Para Philip von Schoeppenthau, da European Cockpit Association, trata-se de uma decisão “histórica” e de um “raio de luz para os milhares de trabalhadores que se esforçam para encontrar proteção legal no local onde estão destacados, ao invés de serem obrigados a procurar recursos judiciais na Irlanda”.

Os trabalhadores em questão tinham contratos de trabalho realizados de acordo com as leis irlandesas, já que eram feitos como se os colaboradores lá trabalhassem. No entanto, a base destes trabalhadores era o Aeroporto Charleroi, na Bélgica.

Ficou decidido que o caso voltaria então para as barras da justiça belga, que dará a decisão final sobre o assunto.

Violação de leis laborais

As más condições de trabalho oferecidas pela companhia aérea de baixo custo têm estado na ordem do dia. Já em 2013, a Ryanair tinha sido condenada a pagar dez milhões de euros por violar leis laborais. Neste caso, a transportadora aérea enfrentava várias acusações pela sua operação em França.

A esta condenação, que previa indemnizações e juros, juntava–se ainda uma multa de mais de 200 mil euros. Também aqui as acusações tinham a ver com o facto de a Ryanair registar os trabalhadores empregados em França como trabalhadores irlandeses, impedindo o funcionamento de plenários e acesso a sindicatos no Aeroporto de Marseille-Marignane.

Neste caso, a Ryanair tinha empregado mais de 120 pessoas sem aplicar as leis francesas nem preencher qualquer documento de impostos do país em questão.

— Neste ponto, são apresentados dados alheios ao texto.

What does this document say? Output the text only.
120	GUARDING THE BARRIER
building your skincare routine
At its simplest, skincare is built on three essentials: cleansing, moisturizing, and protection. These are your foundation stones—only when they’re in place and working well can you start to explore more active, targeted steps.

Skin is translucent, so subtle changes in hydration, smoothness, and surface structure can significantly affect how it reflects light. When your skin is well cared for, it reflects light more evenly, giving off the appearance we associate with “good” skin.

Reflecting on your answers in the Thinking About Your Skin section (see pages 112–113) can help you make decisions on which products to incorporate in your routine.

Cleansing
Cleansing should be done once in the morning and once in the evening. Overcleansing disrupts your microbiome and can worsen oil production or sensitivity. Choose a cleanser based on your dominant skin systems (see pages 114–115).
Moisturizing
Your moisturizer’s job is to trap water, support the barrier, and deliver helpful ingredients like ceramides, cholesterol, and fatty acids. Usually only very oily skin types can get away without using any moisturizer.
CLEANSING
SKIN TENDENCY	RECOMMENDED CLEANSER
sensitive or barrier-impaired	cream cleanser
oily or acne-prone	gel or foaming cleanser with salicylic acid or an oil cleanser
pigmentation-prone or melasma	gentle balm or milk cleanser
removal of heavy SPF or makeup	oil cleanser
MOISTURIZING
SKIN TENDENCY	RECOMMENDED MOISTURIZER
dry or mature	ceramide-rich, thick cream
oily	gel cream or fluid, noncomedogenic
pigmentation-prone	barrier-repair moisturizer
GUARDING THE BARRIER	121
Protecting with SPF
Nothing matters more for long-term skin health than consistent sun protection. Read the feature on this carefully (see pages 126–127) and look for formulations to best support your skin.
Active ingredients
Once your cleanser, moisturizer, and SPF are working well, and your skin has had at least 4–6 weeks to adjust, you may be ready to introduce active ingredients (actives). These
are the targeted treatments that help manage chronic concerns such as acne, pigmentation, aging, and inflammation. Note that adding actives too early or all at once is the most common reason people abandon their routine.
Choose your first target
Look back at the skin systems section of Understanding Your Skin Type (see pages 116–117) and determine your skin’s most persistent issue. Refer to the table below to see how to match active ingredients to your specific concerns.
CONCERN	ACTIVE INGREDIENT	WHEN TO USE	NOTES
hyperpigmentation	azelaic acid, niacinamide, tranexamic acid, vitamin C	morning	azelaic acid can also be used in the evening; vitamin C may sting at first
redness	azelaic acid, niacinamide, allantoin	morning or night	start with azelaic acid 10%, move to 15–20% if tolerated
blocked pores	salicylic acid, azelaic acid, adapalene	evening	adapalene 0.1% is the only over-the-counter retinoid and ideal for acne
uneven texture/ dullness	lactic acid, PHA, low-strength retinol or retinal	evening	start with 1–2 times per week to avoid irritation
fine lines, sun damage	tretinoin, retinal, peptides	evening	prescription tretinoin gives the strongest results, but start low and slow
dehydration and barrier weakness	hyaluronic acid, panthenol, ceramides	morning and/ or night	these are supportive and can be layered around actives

Como forma de penalizar a companhia aérea de baixo custo, o Ministério Público chegou a pedir que fossem confiscados quatro Boeing 737 por considerar que a multa aplicada era muito baixa. Mas o pedido acabou por ser rejeitado pelo tribunal. Os factos remontam ao período entre 2007 e 2010.

Êxodo de colaboradores De desculpa em desculpa, a Ryanair tem tentado fazer face ao polémico cancelamento de vários voos. Inicialmente, a empresa garantia que se tratava de um problema ligado à sua baixa pontualidade, mas mais tarde apareceu a história das férias. O presidente executivo da Ryanair, Michael O’Leary, sublinhou várias vezes que o problema com os pilotos tinha a ver com uma falha no planeamento de férias e garantiu que não faltam trabalhadores, No entanto, só a concorrente Norwegian Airlines já contratou mais de 140. De acordo com a associação de pilotos irlandesa, só neste último ano financeiro, a transportadora aérea de baixo custo já perdeu 700 pilotos.